Wednesday, February 5, 2020

“The Ten Commandments of Progressive Christianity” by Michael Kruger


Seminary president, professor, and theologian Michael Kruger doesn’t mince words when it comes to explaining the belief system of what traditional or conservative Christians call progressive Christianity. In the short work The Ten Commandments of Progressive Christianity, Kruger outlines what he sees as how faith can come to terms with a secular culture, essentially by compromising the very heart of what faith is about.

The fact is, he can’t mince words, because the stakes are so high. Protestantism and Catholicism are in freefall in the United States. Protestant mainline denominations have been embracing what they see as a more humane, loving, and giving understanding of Christianity for more than a century now, and their numbers continue to drop with no end on sight. The same is true for the Church of England and the Anglican Church of Canada. Even more conservative Protestant denominations, like the Lutheran Church – Missouri Synod and the Southern Baptists, have been affected to a lesser degree. Evangelical churches seem to be holding their own.
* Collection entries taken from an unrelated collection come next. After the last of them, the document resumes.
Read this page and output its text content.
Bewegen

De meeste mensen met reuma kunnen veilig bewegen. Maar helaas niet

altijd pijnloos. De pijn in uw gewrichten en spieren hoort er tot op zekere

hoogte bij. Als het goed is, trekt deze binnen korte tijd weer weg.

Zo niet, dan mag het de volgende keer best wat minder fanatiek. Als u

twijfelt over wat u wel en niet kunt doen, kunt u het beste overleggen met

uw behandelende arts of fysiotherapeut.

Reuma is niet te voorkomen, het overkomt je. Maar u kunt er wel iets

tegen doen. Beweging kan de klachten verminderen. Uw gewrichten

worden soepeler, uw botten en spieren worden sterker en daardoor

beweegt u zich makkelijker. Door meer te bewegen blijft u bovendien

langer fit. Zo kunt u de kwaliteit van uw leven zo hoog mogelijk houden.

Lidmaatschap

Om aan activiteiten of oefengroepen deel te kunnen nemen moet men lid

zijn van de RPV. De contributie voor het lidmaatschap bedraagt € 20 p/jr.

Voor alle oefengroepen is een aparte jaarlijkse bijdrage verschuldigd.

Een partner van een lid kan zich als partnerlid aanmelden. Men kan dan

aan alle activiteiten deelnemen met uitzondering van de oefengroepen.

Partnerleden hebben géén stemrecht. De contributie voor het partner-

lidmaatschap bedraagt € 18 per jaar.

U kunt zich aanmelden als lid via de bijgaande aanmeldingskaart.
Kruger identifies 10 characteristics of progressive Christianity – Jesus as role model rather than God to be worshipped; a de-emphasis on people’s brokenness and sin; an emphasis on reconciliation; gracious behavior being more important than right belief; questions being more important than answers; encouraging personal search over group uniformity; needs always being more important than institutions; a desire for peacemaking; caring more about love and less about sex; and the importance of life in this world rather than hope for the afterlife. 

Michael Kruger
He sees a half-truth in each of the ten, but it is that half-truth that tends to become the whole truth as taught and practiced. He stakes a strong claim early in the introduction. Quoting theologian and scholar J. Gresham Machen (1881-1937) in his classic Christianity and Liberalism, Kruger says “simply put, liberal Christianity is not Christianity.” He goes on to say that Christians “must be able to distinguish the true faith from those things that masquerade as the true faith.”

As noted above, he doesn’t mince words. And while he’s focused here on progressive Christianity, there’s equal danger coming from the other side – like the proponents of the prosperity gospel.

Kruger is the President and the Samuel C. Patterson Professor of New Testament and Early Christianity at Reformed Theological Seminary in Charlotte, N.C. and ordained in the Presbyterian Church in America. He has written or co-written numerous works, including The Early Text of the New Testament, The Question of Canon: Challenging the Status Quo in the New Testament DebateA Biblical-Theological Introduction to the New Testament: The Gospel RealizedChristianity at the Crossroads: How the Second Century Shaped the Future of the ChurchThe Heresy of Orthodoxy: How Contemporary Culture’s Fascination with Diversity Has Reshaped Our Understanding of Early Christianity, and Canon Revisited: Establishing the Origins and Authority of the New Testament Books. He blogs at Canon Fodder.

The Ten Commandments of Progressive Christianity is a short but vital work and a good summary of some of the issues tearing the church apart.